With [icode]doUnmap[/icode] set to [icode]true[/icode], the OS stresses, yet plows through.

With [icode]doUnmap[/icode] set to [icode]false[/icode], the OS freezes/locks up, processes stop responding, until you manage to kill the java process - which might fail, so save your work prior to running this snippet.

To answer your question: it won’t be an OutOfMemoryError, but… much worse.

Actually I’ve got a particularly good use for it: I use it as my world-database. It’s opened for the duration of the game’s execution and makes for a particularly efficient way to manage the data for 4 million territories.
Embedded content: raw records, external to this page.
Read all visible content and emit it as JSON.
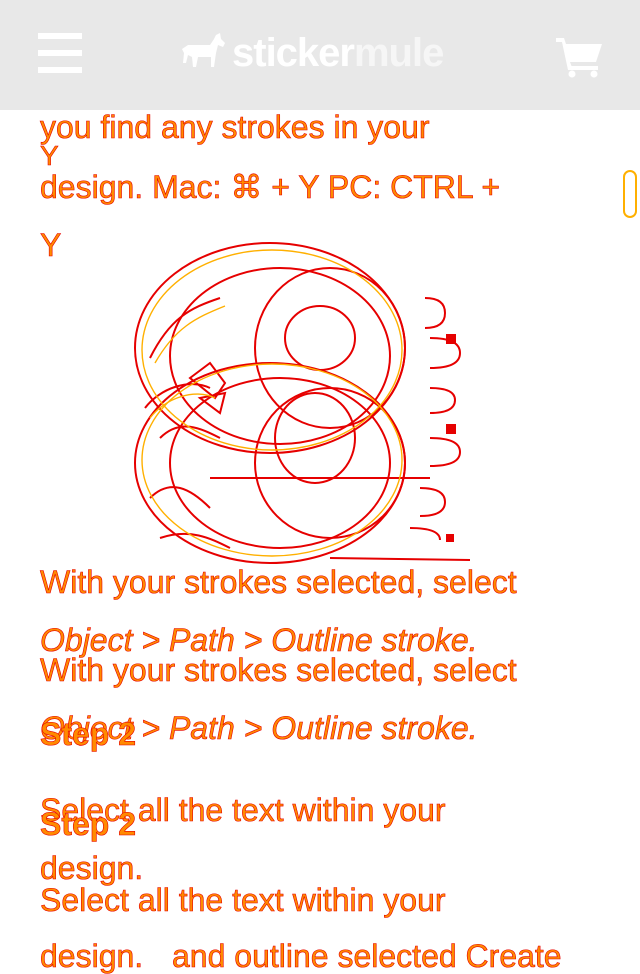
{
  "header": {
    "menu_icon": "hamburger-menu-icon",
    "logo": {
      "icon": "mule-icon",
      "sticker": "sticker",
      "mule": "mule"
    },
    "cart_icon": "shopping-cart-icon",
    "background": "#e8e8e8"
  },
  "content": {
    "line1": "you find any strokes in your",
    "stray_y": "Y",
    "line2": "design. Mac: ⌘ + Y PC: CTRL +",
    "line3": "Y",
    "illustration": "stroked-lettering-illustration",
    "para_a": "With your strokes selected, select",
    "path_a": "Object > Path > Outline stroke.",
    "para_b": "With your strokes selected, select",
    "path_b": "Object > Path > Outline stroke.",
    "step2_a": "Step 2",
    "select_a": "Select all the text within your",
    "step2_b": "Step 2",
    "design_a": "design.",
    "select_b": "Select all the text within your",
    "design_b": "design.",
    "trailing_fragment": "and outline selected Create"
  },
  "colors": {
    "text_fill": "#ff8a00",
    "text_outline": "#e60000",
    "accent": "#ffb000"
  }
}
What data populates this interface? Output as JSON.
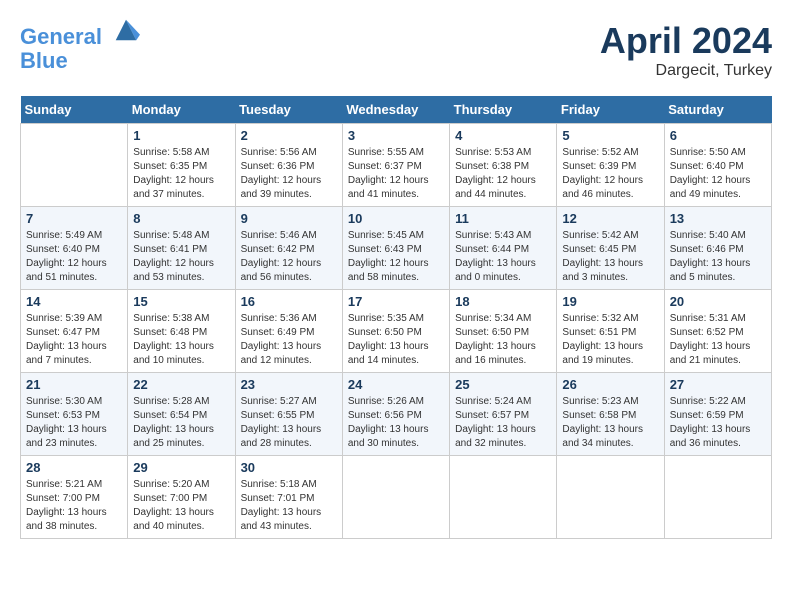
{
  "header": {
    "logo_line1": "General",
    "logo_line2": "Blue",
    "month": "April 2024",
    "location": "Dargecit, Turkey"
  },
  "weekdays": [
    "Sunday",
    "Monday",
    "Tuesday",
    "Wednesday",
    "Thursday",
    "Friday",
    "Saturday"
  ],
  "weeks": [
    [
      {
        "day": "",
        "info": ""
      },
      {
        "day": "1",
        "info": "Sunrise: 5:58 AM\nSunset: 6:35 PM\nDaylight: 12 hours\nand 37 minutes."
      },
      {
        "day": "2",
        "info": "Sunrise: 5:56 AM\nSunset: 6:36 PM\nDaylight: 12 hours\nand 39 minutes."
      },
      {
        "day": "3",
        "info": "Sunrise: 5:55 AM\nSunset: 6:37 PM\nDaylight: 12 hours\nand 41 minutes."
      },
      {
        "day": "4",
        "info": "Sunrise: 5:53 AM\nSunset: 6:38 PM\nDaylight: 12 hours\nand 44 minutes."
      },
      {
        "day": "5",
        "info": "Sunrise: 5:52 AM\nSunset: 6:39 PM\nDaylight: 12 hours\nand 46 minutes."
      },
      {
        "day": "6",
        "info": "Sunrise: 5:50 AM\nSunset: 6:40 PM\nDaylight: 12 hours\nand 49 minutes."
      }
    ],
    [
      {
        "day": "7",
        "info": "Sunrise: 5:49 AM\nSunset: 6:40 PM\nDaylight: 12 hours\nand 51 minutes."
      },
      {
        "day": "8",
        "info": "Sunrise: 5:48 AM\nSunset: 6:41 PM\nDaylight: 12 hours\nand 53 minutes."
      },
      {
        "day": "9",
        "info": "Sunrise: 5:46 AM\nSunset: 6:42 PM\nDaylight: 12 hours\nand 56 minutes."
      },
      {
        "day": "10",
        "info": "Sunrise: 5:45 AM\nSunset: 6:43 PM\nDaylight: 12 hours\nand 58 minutes."
      },
      {
        "day": "11",
        "info": "Sunrise: 5:43 AM\nSunset: 6:44 PM\nDaylight: 13 hours\nand 0 minutes."
      },
      {
        "day": "12",
        "info": "Sunrise: 5:42 AM\nSunset: 6:45 PM\nDaylight: 13 hours\nand 3 minutes."
      },
      {
        "day": "13",
        "info": "Sunrise: 5:40 AM\nSunset: 6:46 PM\nDaylight: 13 hours\nand 5 minutes."
      }
    ],
    [
      {
        "day": "14",
        "info": "Sunrise: 5:39 AM\nSunset: 6:47 PM\nDaylight: 13 hours\nand 7 minutes."
      },
      {
        "day": "15",
        "info": "Sunrise: 5:38 AM\nSunset: 6:48 PM\nDaylight: 13 hours\nand 10 minutes."
      },
      {
        "day": "16",
        "info": "Sunrise: 5:36 AM\nSunset: 6:49 PM\nDaylight: 13 hours\nand 12 minutes."
      },
      {
        "day": "17",
        "info": "Sunrise: 5:35 AM\nSunset: 6:50 PM\nDaylight: 13 hours\nand 14 minutes."
      },
      {
        "day": "18",
        "info": "Sunrise: 5:34 AM\nSunset: 6:50 PM\nDaylight: 13 hours\nand 16 minutes."
      },
      {
        "day": "19",
        "info": "Sunrise: 5:32 AM\nSunset: 6:51 PM\nDaylight: 13 hours\nand 19 minutes."
      },
      {
        "day": "20",
        "info": "Sunrise: 5:31 AM\nSunset: 6:52 PM\nDaylight: 13 hours\nand 21 minutes."
      }
    ],
    [
      {
        "day": "21",
        "info": "Sunrise: 5:30 AM\nSunset: 6:53 PM\nDaylight: 13 hours\nand 23 minutes."
      },
      {
        "day": "22",
        "info": "Sunrise: 5:28 AM\nSunset: 6:54 PM\nDaylight: 13 hours\nand 25 minutes."
      },
      {
        "day": "23",
        "info": "Sunrise: 5:27 AM\nSunset: 6:55 PM\nDaylight: 13 hours\nand 28 minutes."
      },
      {
        "day": "24",
        "info": "Sunrise: 5:26 AM\nSunset: 6:56 PM\nDaylight: 13 hours\nand 30 minutes."
      },
      {
        "day": "25",
        "info": "Sunrise: 5:24 AM\nSunset: 6:57 PM\nDaylight: 13 hours\nand 32 minutes."
      },
      {
        "day": "26",
        "info": "Sunrise: 5:23 AM\nSunset: 6:58 PM\nDaylight: 13 hours\nand 34 minutes."
      },
      {
        "day": "27",
        "info": "Sunrise: 5:22 AM\nSunset: 6:59 PM\nDaylight: 13 hours\nand 36 minutes."
      }
    ],
    [
      {
        "day": "28",
        "info": "Sunrise: 5:21 AM\nSunset: 7:00 PM\nDaylight: 13 hours\nand 38 minutes."
      },
      {
        "day": "29",
        "info": "Sunrise: 5:20 AM\nSunset: 7:00 PM\nDaylight: 13 hours\nand 40 minutes."
      },
      {
        "day": "30",
        "info": "Sunrise: 5:18 AM\nSunset: 7:01 PM\nDaylight: 13 hours\nand 43 minutes."
      },
      {
        "day": "",
        "info": ""
      },
      {
        "day": "",
        "info": ""
      },
      {
        "day": "",
        "info": ""
      },
      {
        "day": "",
        "info": ""
      }
    ]
  ]
}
Server does the same.

WRT unmapping… if you’re wise you’re sticking to a specific JVM anyway for deployment: all you need to know is that your hack works for that JVM. One day it may break - but when that day comes you only have to look in this one place and switch back to the filechannel method.

Cas :slight_smile:

I’ll look into this more and update the first post to reflect this discussion once I’ve gotten rid of the 25cm of snow that fell outside our house…

@Cas: keep in mind that ranges of a MappedBuffer can be moved in and out of memory at any time, which means getting or putting a single byte may cause a >100ms hickup, so I wouldn’t access my MappedByteBuffer in a game loop.

* Riven stating the obvious :persecutioncomplex:

It’s accessed like a database - no realtime access required generally - though when rendering the world screen it does read it every time the view moves. But I can live with hiccups.

Cas :slight_smile:

On a side note: I saw a lengthy YouTube video in which John Carmack said he ditched mapped files entirely, recently, due to their unpredictable latency. IIRC they were extensively used in Rage.

Sorry for the derail, I’ll try to be better next time :persecutioncomplex:

Some background information: (see: EVALUATION)
http://bugs.java.com/view_bug.do?bug_id=4724038

Riven, you mentioned writing my own file mapping implementation using JNI. That sounds a bit annoying. Isn’t there any simple implementation of it out there that I can use?

As Cas said, if you control the environment, the reflection hack is ‘good enough’. Obviously you’d cache the Method references to squeeze out the ‘last’ bit of performance - Method.invoke itself is probably fast enough for your (considerable) requirements.